Denis Diderot, par Louis-Michel Van Loo, 1767
La Grande Revue, juin 1929, pages 538 et 539 – Source Gallica
Dimanche (Paris, 25 octobre 1762)
(…) Je les laissai tous là sur le soir, et j’allai au Palais-Royal chez le Montamy pour savoir où notre affaire en était. Il n’y avait personne. Je me rabattis au café de la Régence. C’est le rendez-vous des joueurs d’échecs de la grande classe. J’y trouvai toutes les têtes partagées sur un coup bizarre que voici.
Au milieu d’une partie, un des joueurs s’aperçoit que le roi de son adversaire était en échec, et peut-être depuis plusieurs coups. Il profite de la circonstance pour donner échec à la dame. Celui dont la dame est attaquée, veut la retirer. Mais son adversaire l’arrête et lui dit : ôtez votre roi d’échec.
Il s’agissait de savoir si la dame était de bonne prise. Le marquis de Légal, l’oracle au jeu, répondit que oui, parce que le roi ne peut jamais demeurer échec, par la loi du jeu, et qu’il pouvait y avoir également de la mauvaise foi dans l’un et l’autre joueur, l’un en mettant son roi en échec, sans que l’autre s’en aperçût ; l’autre en donnant échec au roi, sans en avertir.
Quelques jours auparavant, il avait prononcé une autre sentence qu’il faut que je vous rapporte pour la justesse d’esprit qu’elle montre et pour la condescendance singulière du joueur condamné. La partie était très intéressée. Vous savez que pièce touchée, pièce jouée. Un des joueurs touche un cavalier, ou du moins son adversaire le prétend. On en appelle à deux spectateurs, dont l’un dit que la pièce a été touchée, et qu’il l’a vu ; l’autre qu’il n’a point vu cela.

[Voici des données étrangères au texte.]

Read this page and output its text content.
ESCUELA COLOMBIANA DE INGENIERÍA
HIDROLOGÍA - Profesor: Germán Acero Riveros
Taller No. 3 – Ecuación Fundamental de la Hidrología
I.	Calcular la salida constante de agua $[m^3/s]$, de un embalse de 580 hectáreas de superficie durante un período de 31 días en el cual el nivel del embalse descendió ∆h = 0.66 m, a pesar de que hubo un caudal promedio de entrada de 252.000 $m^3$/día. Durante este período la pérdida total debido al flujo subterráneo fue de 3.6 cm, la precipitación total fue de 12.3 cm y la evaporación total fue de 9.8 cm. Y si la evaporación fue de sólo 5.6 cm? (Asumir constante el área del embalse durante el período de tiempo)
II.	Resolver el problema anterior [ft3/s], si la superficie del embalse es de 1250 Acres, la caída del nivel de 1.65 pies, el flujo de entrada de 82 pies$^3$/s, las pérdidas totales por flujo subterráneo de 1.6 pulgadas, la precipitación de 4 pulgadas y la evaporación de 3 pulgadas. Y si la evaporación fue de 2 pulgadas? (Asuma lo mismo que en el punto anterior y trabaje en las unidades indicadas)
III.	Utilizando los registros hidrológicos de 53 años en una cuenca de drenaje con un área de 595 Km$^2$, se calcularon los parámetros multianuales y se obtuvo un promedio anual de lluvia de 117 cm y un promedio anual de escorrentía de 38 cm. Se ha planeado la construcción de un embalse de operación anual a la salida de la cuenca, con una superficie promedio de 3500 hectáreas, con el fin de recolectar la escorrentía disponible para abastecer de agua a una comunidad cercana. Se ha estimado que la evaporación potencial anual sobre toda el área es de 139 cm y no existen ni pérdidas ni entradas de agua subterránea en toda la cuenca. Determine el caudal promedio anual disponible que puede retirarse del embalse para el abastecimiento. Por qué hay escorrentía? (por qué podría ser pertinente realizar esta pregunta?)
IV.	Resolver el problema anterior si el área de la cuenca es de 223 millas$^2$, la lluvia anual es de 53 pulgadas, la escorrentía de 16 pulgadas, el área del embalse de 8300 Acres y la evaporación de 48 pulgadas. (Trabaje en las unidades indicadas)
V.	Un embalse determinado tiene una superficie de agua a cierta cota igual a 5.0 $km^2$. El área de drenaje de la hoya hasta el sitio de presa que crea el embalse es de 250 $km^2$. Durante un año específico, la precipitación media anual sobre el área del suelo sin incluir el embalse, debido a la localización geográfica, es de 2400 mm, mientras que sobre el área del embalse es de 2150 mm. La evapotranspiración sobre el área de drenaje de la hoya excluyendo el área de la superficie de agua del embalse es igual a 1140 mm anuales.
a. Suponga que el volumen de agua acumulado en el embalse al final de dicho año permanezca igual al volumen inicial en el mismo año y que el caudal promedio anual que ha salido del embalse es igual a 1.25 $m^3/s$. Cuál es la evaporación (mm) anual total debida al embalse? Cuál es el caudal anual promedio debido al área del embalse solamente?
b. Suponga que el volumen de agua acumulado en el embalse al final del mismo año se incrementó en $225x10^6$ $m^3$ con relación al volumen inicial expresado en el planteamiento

Le marquis de Légal interrogé dit, que la pièce ait été touchée ou non, il faut la jouer. Un homme qui a vu est mille fois plus croyable qu’un homme qui n’a pas vu ; car il n’y a qu’une façon de voir une chose qui est, et il y en a mille de ne la pas voir. Cela est juste ; mais n’est-il pas étonnant qu’un homme consente à perdre vingt louis là-dessus ?
Je vous demande mille pardons de ces niaiseries ; mais où est la chose frivole qui ne puisse pas vous inspirer quelques réflexions solides ? Un homme donne un cavalier à un autre. Dans la chaleur du jeu, l’un oublie de prendre son avantage et ne s’aperçoit qu’au vingtième coup que son adversaire a ses deux cavaliers ; le marquis prononce qu’il faut achever la partie, que le joueur le plus faible pourra gagner, mais qu’il ne pourra perdre. La loi, selon lui, dans les cas douteux doit toujours être contre celui qui peut avoir été de mauvaise foi.(…)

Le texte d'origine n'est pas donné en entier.